When the Last Modernist wins an Oscar, or when the feral becomes a formula, the High Seriousness and Difficulty of the man in black – ‘let us remember,’ says one critic, ‘that in conversation with journalists he cites Adorno, recites Brecht, quotes Godard and alludes to Baudrillard and Jean-Louis Baudry’ – is inlaid with the middling standard of commercial respectability. An ascendant midcult that Dwight MacDonald described in 1960, with its excess of ‘built-in reactions’ and its debauched, mass-made avant-gardism, has become habitual. And yet, the history of almost every taste, and the duration of the feelings or of the ideas attached to it, is ultimately provisional, limited. At some moment, kitsch becomes the vaunted item and the vaunted item becomes kitsch.
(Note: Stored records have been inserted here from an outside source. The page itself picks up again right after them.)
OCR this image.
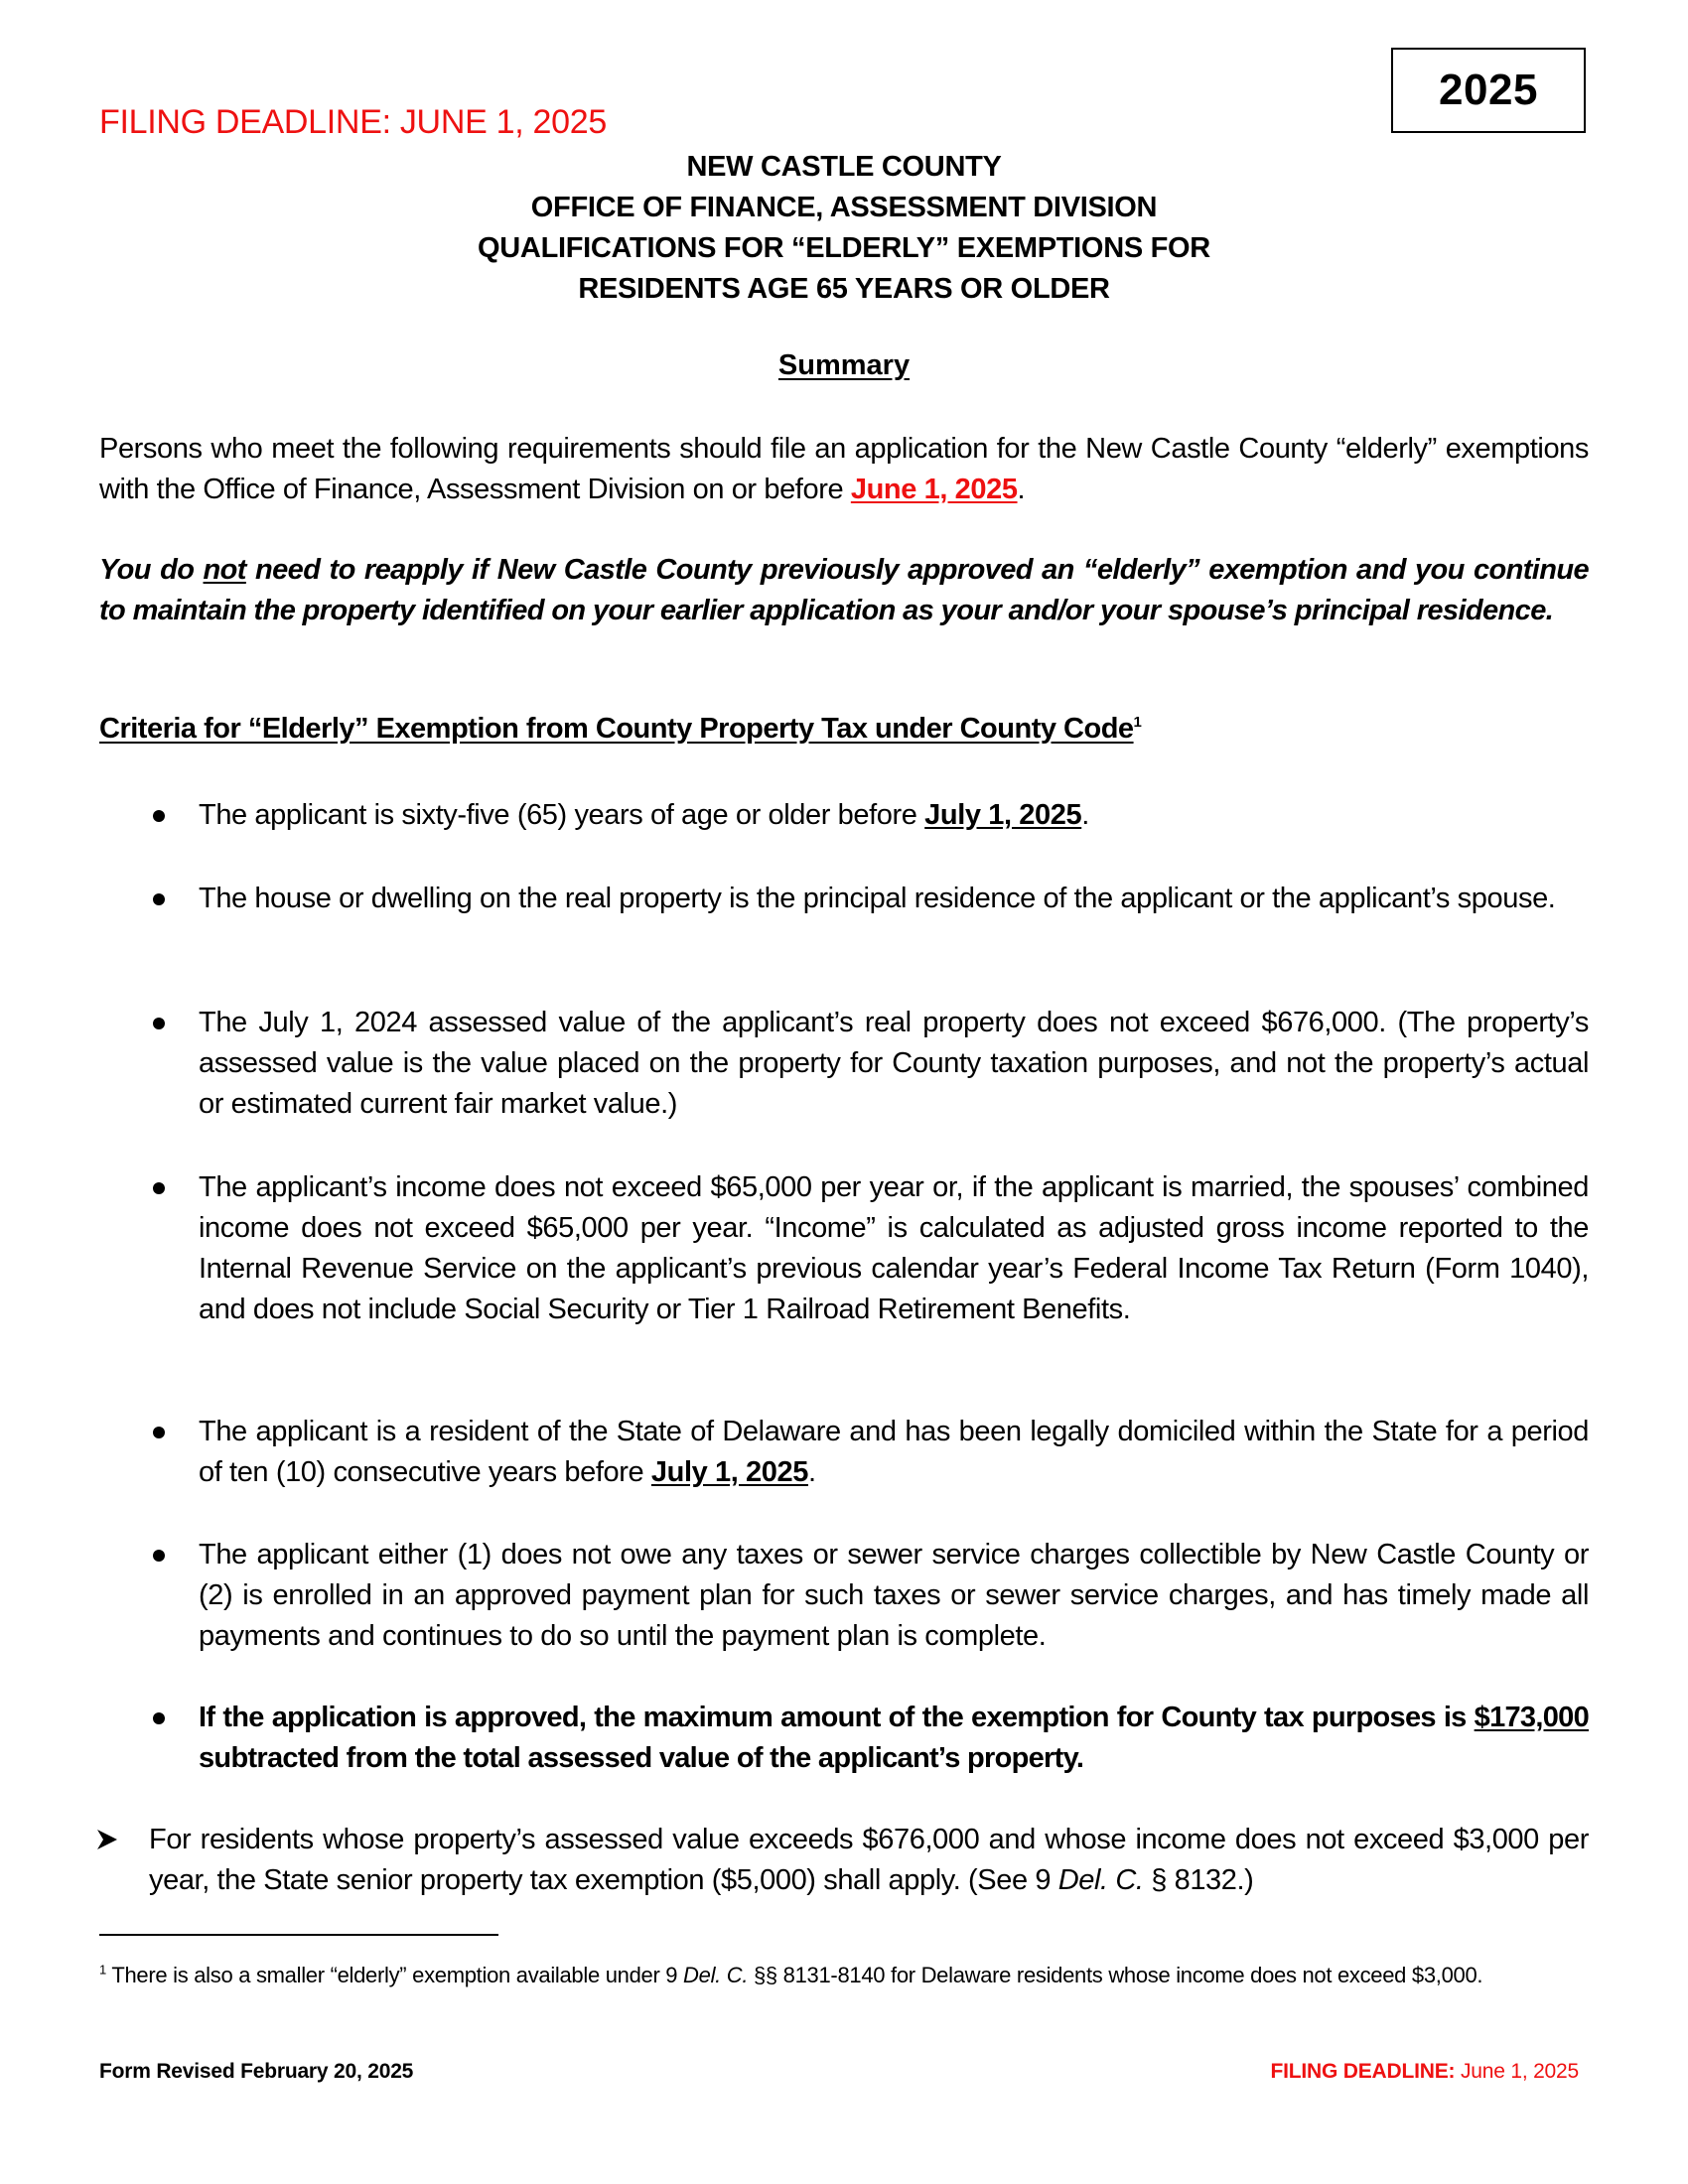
FILING DEADLINE: JUNE 1, 2025
2025
NEW CASTLE COUNTY
OFFICE OF FINANCE, ASSESSMENT DIVISION
QUALIFICATIONS FOR “ELDERLY” EXEMPTIONS FOR
RESIDENTS AGE 65 YEARS OR OLDER
Summary
Persons who meet the following requirements should file an application for the New Castle County “elderly” exemptions with the Office of Finance, Assessment Division on or before June 1, 2025.
You do not need to reapply if New Castle County previously approved an “elderly” exemption and you continue to maintain the property identified on your earlier application as your and/or your spouse’s principal residence.
Criteria for “Elderly” Exemption from County Property Tax under County Code$^1$
The applicant is sixty-five (65) years of age or older before July 1, 2025.
The house or dwelling on the real property is the principal residence of the applicant or the applicant’s spouse.
The July 1, 2024 assessed value of the applicant’s real property does not exceed $676,000. (The property’s assessed value is the value placed on the property for County taxation purposes, and not the property’s actual or estimated current fair market value.)
The applicant’s income does not exceed $65,000 per year or, if the applicant is married, the spouses’ combined income does not exceed $65,000 per year. “Income” is calculated as adjusted gross income reported to the Internal Revenue Service on the applicant’s previous calendar year’s Federal Income Tax Return (Form 1040), and does not include Social Security or Tier 1 Railroad Retirement Benefits.
The applicant is a resident of the State of Delaware and has been legally domiciled within the State for a period of ten (10) consecutive years before July 1, 2025.
The applicant either (1) does not owe any taxes or sewer service charges collectible by New Castle County or (2) is enrolled in an approved payment plan for such taxes or sewer service charges, and has timely made all payments and continues to do so until the payment plan is complete.
If the application is approved, the maximum amount of the exemption for County tax purposes is $173,000 subtracted from the total assessed value of the applicant’s property.
For residents whose property’s assessed value exceeds $676,000 and whose income does not exceed $3,000 per year, the State senior property tax exemption ($5,000) shall apply. (See 9 Del. C. § 8132.)
$^1$ There is also a smaller “elderly” exemption available under 9 Del. C. §§ 8131-8140 for Delaware residents whose income does not exceed $3,000.
Form Revised February 20, 2025	FILING DEADLINE: June 1, 2025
Greenberg’s general idea is still, I think, correct: ‘Capitalism in decline finds that whatever of quality it is still capable of producing becomes almost invariably a threat to its own existence. Advances in culture, no less than advances in science and industry, corrode the very society under whose aegis they are made possible.’
But the twilight culture that makes Haneke’s films possible will continue only as long as a public believes in the dim presentation of its own potential castrophes, or that there is anything of interest or artistic value to a career that endlessly fields a very limited repertoire of bargain-basement ideas. A new view is needed: the assault is impotent, the wink turns cold, the face becomes a lie.
[1] One recent example from another established filmmaker: the horror of a film like Lars von Trier’s Melancholia is not that Earth is destroyed, but that its destruction could not be forestalled, and that the techniques devised – here, in the guise of science – to monitor the potentially lethal orbit of a mysterious planet are ultimately insufficient, unreliable. Thus, the point is already established well before we learn the fate of the characters, indeed of the entire world.